Há na CPI dos Correios um deputado familiarizado com a encrenca. O petista José Eduardo Cardozo encaminhou ao Ministério Público um pedido de investigação do suposto sobrepreço da CRT. Entre os documentos que fundamentam a requisição há uma inquietante carta do publicitário Mauro Salles ao então presidente FHC.
A serviço de Dantas, Salles atuou como mediador da alienação da CRT. Contribuiu para reduzir o preço da companhia em US$ 50 milhões. Na carta a FHC, escreveu: "Meu caro presidente, (...) estive com o ministro Pimenta da Veiga (Comunicações), junto com Daniel Dantas (...). O objetivo do encontro era a busca de sintonia (...), visando equacionar os problemas que cercam a compra da CRT".
Salles foi ao ponto: "Fiquei surpreso quando o ministro afirmou que a nossa interpretação dos posicionamentos do presidente [da República] estavam equivocadas". Àquela altura (julho de 2000), "interpretações maliciosas" difundidas "a partir da Itália tentavam implicar o presidente em uma armação inconcebível." Insinuava-se que FHC estaria de acordo com o ágio embutido no valor da CRT.
Salles arrematou a carta com um apelo a FHC: "Preciso de uma palavra sua para dissipar as dúvidas levantadas pelo ministro Pimenta (...) Desculpe o desabafo. E não me deixe sozinho nesta luta em que estou (...) procurando defender (...) o próprio interesse nacional".
O repórter obteve cópia de um alentado dossiê preparado por Salles. Reúne documentos que envolvem a transação da CRT numa bruma de incômoda suspeição. Cardozo talvez se anime a questionar Dantas sobre os meandros desse negócio.

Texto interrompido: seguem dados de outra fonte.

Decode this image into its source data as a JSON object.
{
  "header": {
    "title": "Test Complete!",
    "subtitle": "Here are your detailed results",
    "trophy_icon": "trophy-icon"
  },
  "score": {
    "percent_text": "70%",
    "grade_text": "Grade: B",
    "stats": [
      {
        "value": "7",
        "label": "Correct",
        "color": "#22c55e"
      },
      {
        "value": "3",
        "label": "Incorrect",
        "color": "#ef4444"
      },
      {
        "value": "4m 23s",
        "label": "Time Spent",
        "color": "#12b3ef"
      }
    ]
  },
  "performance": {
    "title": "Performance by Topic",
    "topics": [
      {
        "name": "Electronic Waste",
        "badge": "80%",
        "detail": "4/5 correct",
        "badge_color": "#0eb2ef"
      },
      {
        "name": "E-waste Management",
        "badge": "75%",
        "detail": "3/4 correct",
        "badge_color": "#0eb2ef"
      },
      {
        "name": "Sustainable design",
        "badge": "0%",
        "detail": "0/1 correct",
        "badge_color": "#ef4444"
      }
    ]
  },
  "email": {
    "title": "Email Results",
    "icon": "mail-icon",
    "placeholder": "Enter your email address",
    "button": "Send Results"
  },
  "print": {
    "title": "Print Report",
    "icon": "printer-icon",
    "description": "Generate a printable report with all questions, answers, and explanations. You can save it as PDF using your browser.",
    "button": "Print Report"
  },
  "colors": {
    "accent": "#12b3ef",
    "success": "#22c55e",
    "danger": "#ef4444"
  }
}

O Nero da antigüidade responsabilizou os cristãos pelo incêndio que consumiu Roma. No rastro das imputações pereceram figuras como são Pedro e são Paulo. Dantas, o Nero pós-moderno, administra fogos menos propensos a tais artifícios. Numa Brasília capaz de produzir um católico presidente da Câmara vendido no varejo a "R$ 10 mil" não há santos a inculpar.

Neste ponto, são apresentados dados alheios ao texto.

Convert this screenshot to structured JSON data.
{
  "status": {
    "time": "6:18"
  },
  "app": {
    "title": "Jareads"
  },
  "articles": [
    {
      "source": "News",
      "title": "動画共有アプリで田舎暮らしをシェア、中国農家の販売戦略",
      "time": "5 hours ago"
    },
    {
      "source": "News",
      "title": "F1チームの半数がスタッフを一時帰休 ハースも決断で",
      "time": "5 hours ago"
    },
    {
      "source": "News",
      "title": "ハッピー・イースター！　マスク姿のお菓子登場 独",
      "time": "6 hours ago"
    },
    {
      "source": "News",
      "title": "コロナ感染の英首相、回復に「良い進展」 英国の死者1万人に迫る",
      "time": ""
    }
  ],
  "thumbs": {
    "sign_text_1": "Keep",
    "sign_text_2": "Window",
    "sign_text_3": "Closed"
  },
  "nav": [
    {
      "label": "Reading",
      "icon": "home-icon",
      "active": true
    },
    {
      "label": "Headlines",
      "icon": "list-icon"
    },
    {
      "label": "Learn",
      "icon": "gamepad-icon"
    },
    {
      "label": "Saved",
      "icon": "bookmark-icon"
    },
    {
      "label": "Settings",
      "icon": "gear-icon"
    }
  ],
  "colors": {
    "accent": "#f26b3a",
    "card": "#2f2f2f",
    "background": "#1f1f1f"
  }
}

Resta ao brasileiro rezar para que Dantas quebre o silêncio. No ponto de ebulição em que se encontra, a crise reclama um fogaréu capaz de livrar o país do banho-maria que o mantém no pântano eterno. O Brasil precisa alcançar o estágio de cinzas, para se credenciar a um renascimento de fênix. Só o incêndio fatal e irrestrito pode nos redimir.